His Super Bowl ad bothers readers at Outsports, not because of its anti-abortion message, but because it's being paid for by the Focus on the Family, an advocacy group that fights against gay rights. Having a high-profile jock shill for such a group has raised the ire of gay sports fans and has them actively rooting for Tebow to be a NFL bust. "Knew it was only a matter of time before Tebow started infecting the populace with his 'Christian' love - a love that has a seething hatred for anyone that doesn't adhere to his very old testament viewpoints" read one comment typical on Outsports. One of our bloggers, in reviewing Tebow's less-than-impressive Senior Bowl stint, wrote a piece headlined: "Saint Timothy Has A Bad Senior Bowl."
The fact is that no one knows Tebow's views on gay issues (one writer who profiled him wrote on Slate that he wished he had asked Tebow about his views on social issues in light of the ad). His association with Focus on Family though is enough for our readers. I get their anger.
I was furious when then-Indianapolis Colts coach Tony Dungy raised money in 2007 for the Indiana Family Institute, a political lobbying group opposed to gay rights. That act instantly made Colts haters out of many gay NFL fans I know. The irony for me was that I am a Colts fan and stayed one despite what Dungy did.
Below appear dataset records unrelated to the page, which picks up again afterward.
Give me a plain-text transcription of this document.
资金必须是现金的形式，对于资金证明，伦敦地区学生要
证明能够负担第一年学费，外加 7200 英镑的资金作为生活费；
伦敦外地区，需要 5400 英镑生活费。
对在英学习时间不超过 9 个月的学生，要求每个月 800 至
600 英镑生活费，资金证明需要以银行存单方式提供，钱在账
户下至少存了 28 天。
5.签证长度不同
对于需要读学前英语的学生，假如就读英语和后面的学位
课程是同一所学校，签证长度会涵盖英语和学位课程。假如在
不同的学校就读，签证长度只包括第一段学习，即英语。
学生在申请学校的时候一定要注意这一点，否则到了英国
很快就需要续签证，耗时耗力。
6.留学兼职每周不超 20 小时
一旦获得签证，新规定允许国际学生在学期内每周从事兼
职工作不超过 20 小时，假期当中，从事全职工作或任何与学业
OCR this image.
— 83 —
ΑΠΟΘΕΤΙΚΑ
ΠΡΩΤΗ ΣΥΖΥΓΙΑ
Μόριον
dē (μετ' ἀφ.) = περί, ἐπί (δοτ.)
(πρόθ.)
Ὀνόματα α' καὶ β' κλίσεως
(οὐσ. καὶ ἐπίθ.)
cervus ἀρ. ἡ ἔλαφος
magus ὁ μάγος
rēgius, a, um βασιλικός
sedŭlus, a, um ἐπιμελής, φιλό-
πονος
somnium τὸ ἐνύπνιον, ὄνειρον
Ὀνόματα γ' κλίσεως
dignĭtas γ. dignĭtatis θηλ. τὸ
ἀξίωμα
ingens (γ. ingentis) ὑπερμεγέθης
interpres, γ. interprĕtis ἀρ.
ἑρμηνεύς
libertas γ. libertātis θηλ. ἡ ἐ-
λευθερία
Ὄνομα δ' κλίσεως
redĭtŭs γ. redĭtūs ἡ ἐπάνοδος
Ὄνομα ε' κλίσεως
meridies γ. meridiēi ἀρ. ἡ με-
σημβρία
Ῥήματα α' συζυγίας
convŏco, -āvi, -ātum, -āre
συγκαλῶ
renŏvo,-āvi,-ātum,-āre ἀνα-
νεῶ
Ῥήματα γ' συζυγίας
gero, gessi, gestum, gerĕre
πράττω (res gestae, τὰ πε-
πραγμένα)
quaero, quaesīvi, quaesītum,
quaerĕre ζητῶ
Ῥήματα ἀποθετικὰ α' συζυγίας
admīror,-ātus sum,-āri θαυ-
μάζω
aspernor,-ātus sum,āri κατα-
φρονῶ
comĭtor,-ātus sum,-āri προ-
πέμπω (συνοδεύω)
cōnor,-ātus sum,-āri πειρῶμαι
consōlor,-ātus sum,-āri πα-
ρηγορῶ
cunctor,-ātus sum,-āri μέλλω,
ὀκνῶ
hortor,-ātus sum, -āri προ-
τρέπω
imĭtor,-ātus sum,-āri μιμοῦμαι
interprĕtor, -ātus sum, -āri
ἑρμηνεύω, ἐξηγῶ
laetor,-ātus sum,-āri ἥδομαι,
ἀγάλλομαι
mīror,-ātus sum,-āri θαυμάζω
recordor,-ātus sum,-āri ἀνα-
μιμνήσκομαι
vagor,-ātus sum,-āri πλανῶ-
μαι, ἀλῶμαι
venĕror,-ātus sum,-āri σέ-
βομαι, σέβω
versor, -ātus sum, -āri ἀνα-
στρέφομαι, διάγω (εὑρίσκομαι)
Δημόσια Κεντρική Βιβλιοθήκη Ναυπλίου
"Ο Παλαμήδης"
This points out the irrationality of being a sports fan. I was able to compartmentalize my anger at Dungy and kept rooting for his players, whose views on the subject were a mystery to me. When Dungy retired, it thankfully eliminated that conflict.
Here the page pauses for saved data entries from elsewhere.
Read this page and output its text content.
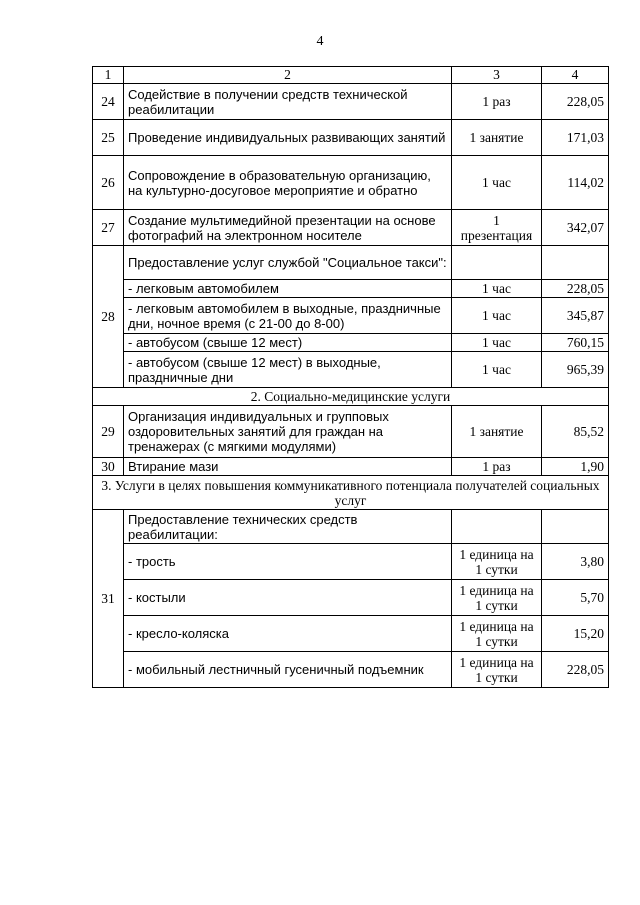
4
1	2	3	4
24	Содействие в получении средств технической реабилитации	1 раз	228,05
25	Проведение индивидуальных развивающих занятий	1 занятие	171,03
26	Сопровождение в образовательную организацию, на культурно-досуговое мероприятие и обратно	1 час	114,02
27	Создание мультимедийной презентации на основе фотографий на электронном носителе	1 презентация	342,07
28	Предоставление услуг службой "Социальное такси":		
	- легковым автомобилем	1 час	228,05
	- легковым автомобилем в выходные, праздничные дни, ночное время (с 21-00 до 8-00)	1 час	345,87
	- автобусом (свыше 12 мест)	1 час	760,15
	- автобусом (свыше 12 мест) в выходные, праздничные дни	1 час	965,39
2. Социально-медицинские услуги			
29	Организация индивидуальных и групповых оздоровительных занятий для граждан на тренажерах (с мягкими модулями)	1 занятие	85,52
30	Втирание мази	1 раз	1,90
3. Услуги в целях повышения коммуникативного потенциала получателей социальных услуг			
31	Предоставление технических средств реабилитации:		
	- трость	1 единица на 1 сутки	3,80
	- костыли	1 единица на 1 сутки	5,70
	- кресло-коляска	1 единица на 1 сутки	15,20
	- мобильный лестничный гусеничный подъемник	1 единица на 1 сутки	228,05
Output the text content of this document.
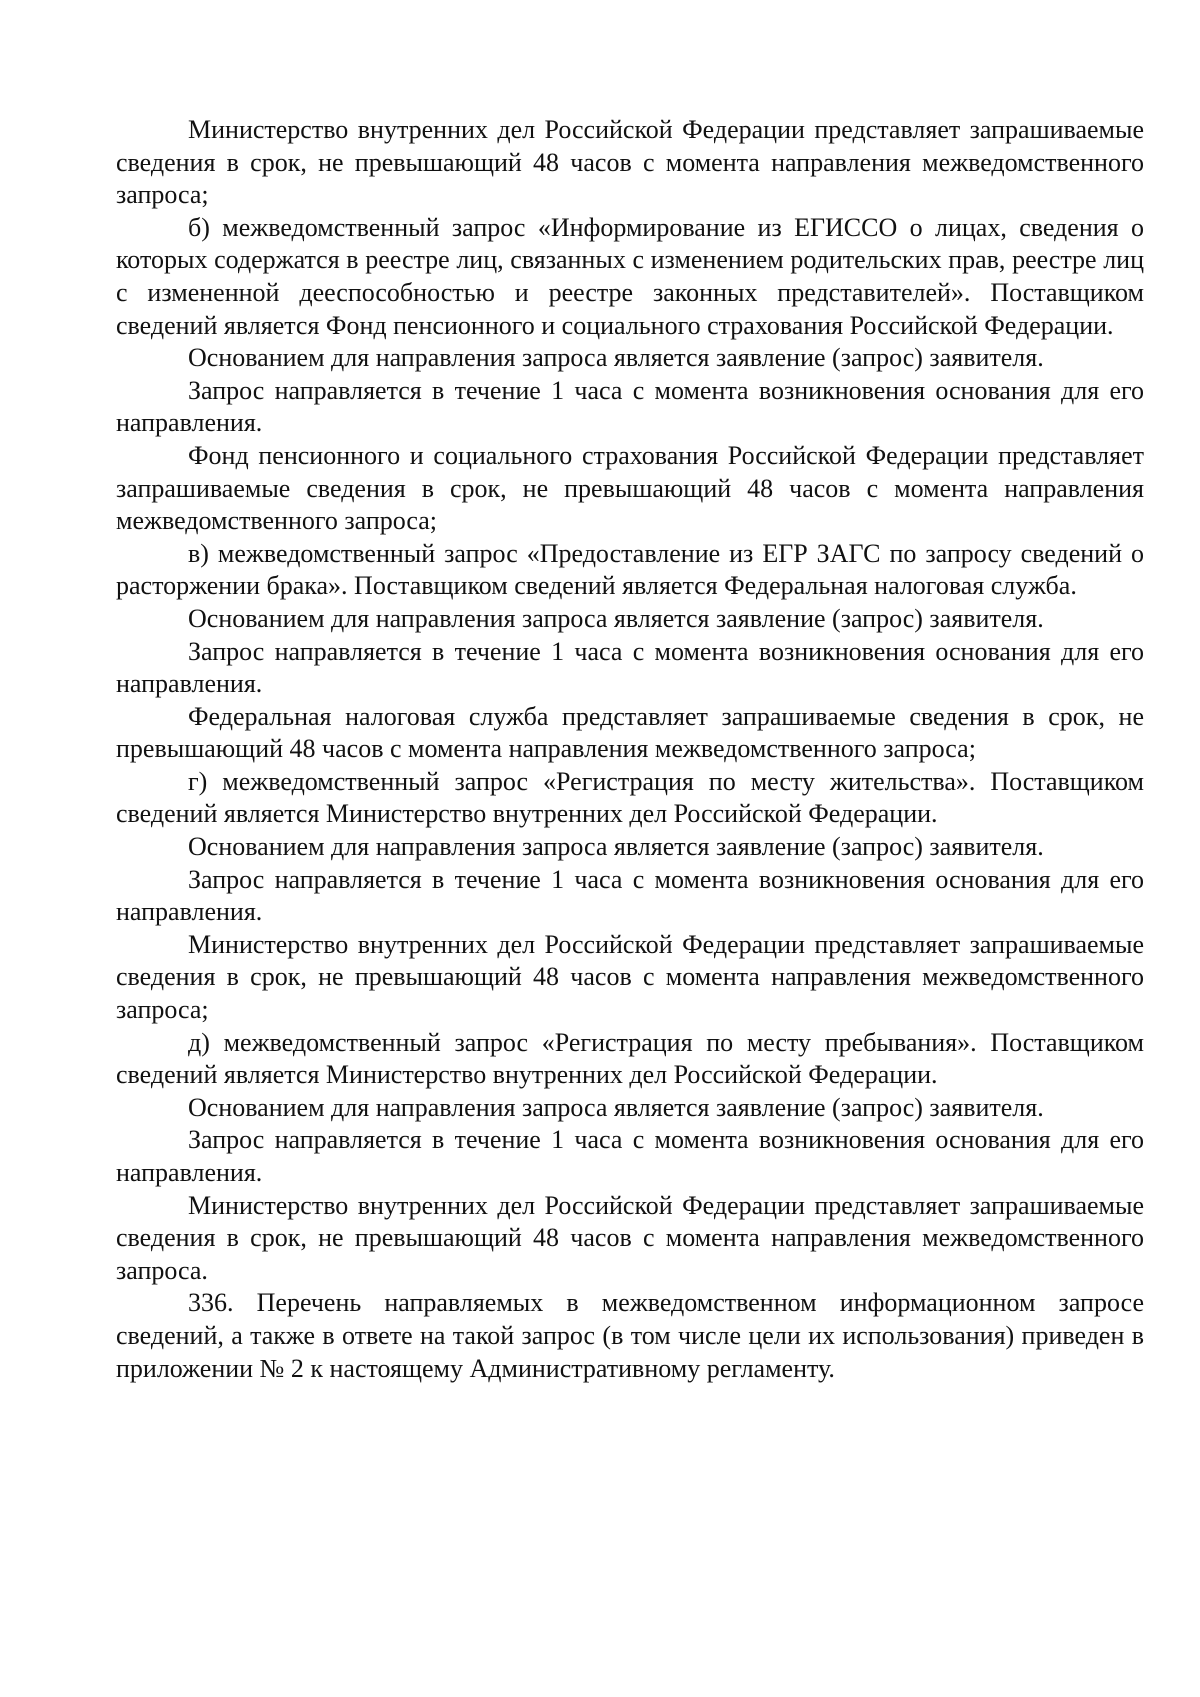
Министерство внутренних дел Российской Федерации представляет запрашиваемые сведения в срок, не превышающий 48 часов с момента направления межведомственного запроса;

б) межведомственный запрос «Информирование из ЕГИССО о лицах, сведения о которых содержатся в реестре лиц, связанных с изменением родительских прав, реестре лиц с измененной дееспособностью и реестре законных представителей». Поставщиком сведений является Фонд пенсионного и социального страхования Российской Федерации.

Основанием для направления запроса является заявление (запрос) заявителя.

Запрос направляется в течение 1 часа с момента возникновения основания для его направления.

Фонд пенсионного и социального страхования Российской Федерации представляет запрашиваемые сведения в срок, не превышающий 48 часов с момента направления межведомственного запроса;

в) межведомственный запрос «Предоставление из ЕГР ЗАГС по запросу сведений о расторжении брака». Поставщиком сведений является Федеральная налоговая служба.

Основанием для направления запроса является заявление (запрос) заявителя.

Запрос направляется в течение 1 часа с момента возникновения основания для его направления.

Федеральная налоговая служба представляет запрашиваемые сведения в срок, не превышающий 48 часов с момента направления межведомственного запроса;

г) межведомственный запрос «Регистрация по месту жительства». Поставщиком сведений является Министерство внутренних дел Российской Федерации.

Основанием для направления запроса является заявление (запрос) заявителя.

Запрос направляется в течение 1 часа с момента возникновения основания для его направления.

Министерство внутренних дел Российской Федерации представляет запрашиваемые сведения в срок, не превышающий 48 часов с момента направления межведомственного запроса;

д) межведомственный запрос «Регистрация по месту пребывания». Поставщиком сведений является Министерство внутренних дел Российской Федерации.

Основанием для направления запроса является заявление (запрос) заявителя.

Запрос направляется в течение 1 часа с момента возникновения основания для его направления.

Министерство внутренних дел Российской Федерации представляет запрашиваемые сведения в срок, не превышающий 48 часов с момента направления межведомственного запроса.

336. Перечень направляемых в межведомственном информационном запросе сведений, а также в ответе на такой запрос (в том числе цели их использования) приведен в приложении № 2 к настоящему Административному регламенту.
Rooting for or against a team because of the views of one of its players can be a no-win proposition. Take this year's Super Bowl. The Saints have Scott Fujita, a strong supporter of gay rights and same-sex marriage. They also have Jeremy Shockey, who said he would have a problem with a gay teammate and once called Bill Parcells a "homo." What's a gay-rights loving fan to do?
In the end, jocks who use their high profile to push a particular religious or social cause should accept any heat that comes with that. If you get up on a platform, don't be surprised when someone lobs rotten tomatoes your way; you're too much of a tempting target.